Neue Sozialprojekte der Caritas und der Wabe am Aachener Kaiserplatz

Der Kaiserplatz mit St. Adalbert im Hintergrund ist noch immer auch ein sozialer Brennpunkt. (c) Andrea Thomas
Der Kaiserplatz mit St. Adalbert im Hintergrund ist noch immer auch ein sozialer Brennpunkt.
Datum:
28. Okt. 2022
Von:
Aus der KirchenZeitung, Ausgabe 43/2022 | Andrea Thomas

Rund um das Reiterdenkmal Kaiser Friedrichs III. und die Kirche St. Adalbert pulsiert das Leben. Leider nicht immer im Guten – noch immer gehören Drogen, Bettelei, Vandalismus und erzwungene Sexarbeit zum Alltag am Aachener Kaiserplatz. Der Kiosk „Troddwar“ der Caritas und das Projekt „Liane“ der Wabe bieten seit Kurzem Menschen in Drogensucht, Obdachlosigkeit und Zwangsprostitution Hilfen an.
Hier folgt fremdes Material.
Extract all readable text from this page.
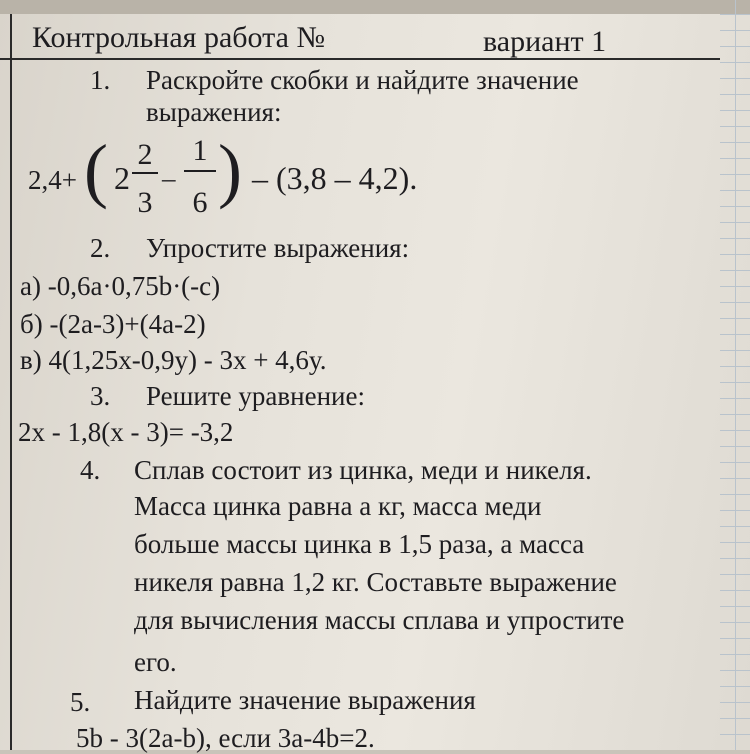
Контрольная работа №	вариант 1
1. Раскройте скобки и найдите значение
выражения:
2,4+ ( 2
2
3
–
1
6 ) – (3,8 – 4,2).
2. Упростите выражения:
а) -0,6а·0,75b·(-с)
б) -(2а-3)+(4а-2)
в) 4(1,25х-0,9у) - 3х + 4,6у.
3. Решите уравнение:
2х - 1,8(х - 3)= -3,2
4. Сплав состоит из цинка, меди и никеля.
Масса цинка равна а кг, масса меди
больше массы цинка в 1,5 раза, а масса
никеля равна 1,2 кг. Составьте выражение
для вычисления массы сплава и упростите
его.
5. Найдите значение выражения
5b - 3(2a-b), если 3a-4b=2.
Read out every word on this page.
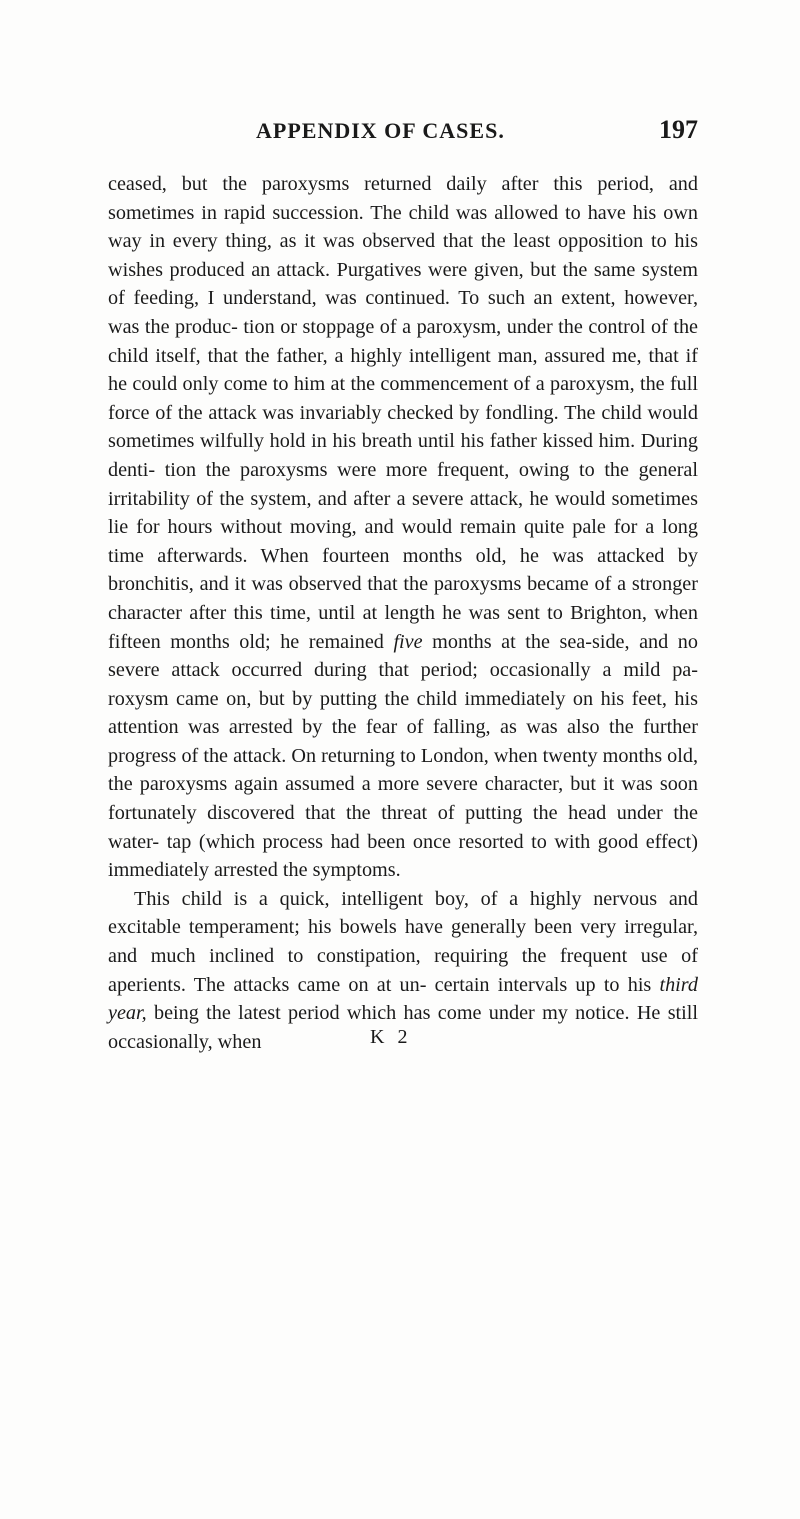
APPENDIX OF CASES.	197

ceased, but the paroxysms returned daily after this period, and sometimes in rapid succession. The child was allowed to have his own way in every thing, as it was observed that the least opposition to his wishes produced an attack. Purgatives were given, but the same system of feeding, I understand, was continued. To such an extent, however, was the produc- tion or stoppage of a paroxysm, under the control of the child itself, that the father, a highly intelligent man, assured me, that if he could only come to him at the commencement of a paroxysm, the full force of the attack was invariably checked by fondling. The child would sometimes wilfully hold in his breath until his father kissed him. During denti- tion the paroxysms were more frequent, owing to the general irritability of the system, and after a severe attack, he would sometimes lie for hours without moving, and would remain quite pale for a long time afterwards. When fourteen months old, he was attacked by bronchitis, and it was observed that the paroxysms became of a stronger character after this time, until at length he was sent to Brighton, when fifteen months old; he remained five months at the sea-side, and no severe attack occurred during that period; occasionally a mild pa- roxysm came on, but by putting the child immediately on his feet, his attention was arrested by the fear of falling, as was also the further progress of the attack. On returning to London, when twenty months old, the paroxysms again assumed a more severe character, but it was soon fortunately discovered that the threat of putting the head under the water- tap (which process had been once resorted to with good effect) immediately arrested the symptoms.

This child is a quick, intelligent boy, of a highly nervous and excitable temperament; his bowels have generally been very irregular, and much inclined to constipation, requiring the frequent use of aperients. The attacks came on at un- certain intervals up to his third year, being the latest period which has come under my notice. He still occasionally, when	K 2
Caritas-Vorstand Bernhard Verholen mit Gudrun Jelich, Leitung der Suchthilfe Aachen, und Mark Krznaric, Leitung Café Plattform und Troddwar (v.l.). (c) Caritas/Wolfgang Offermann
Caritas-Vorstand Bernhard Verholen mit Gudrun Jelich, Leitung der Suchthilfe Aachen, und Mark Krznaric, Leitung Café Plattform und Troddwar (v.l.).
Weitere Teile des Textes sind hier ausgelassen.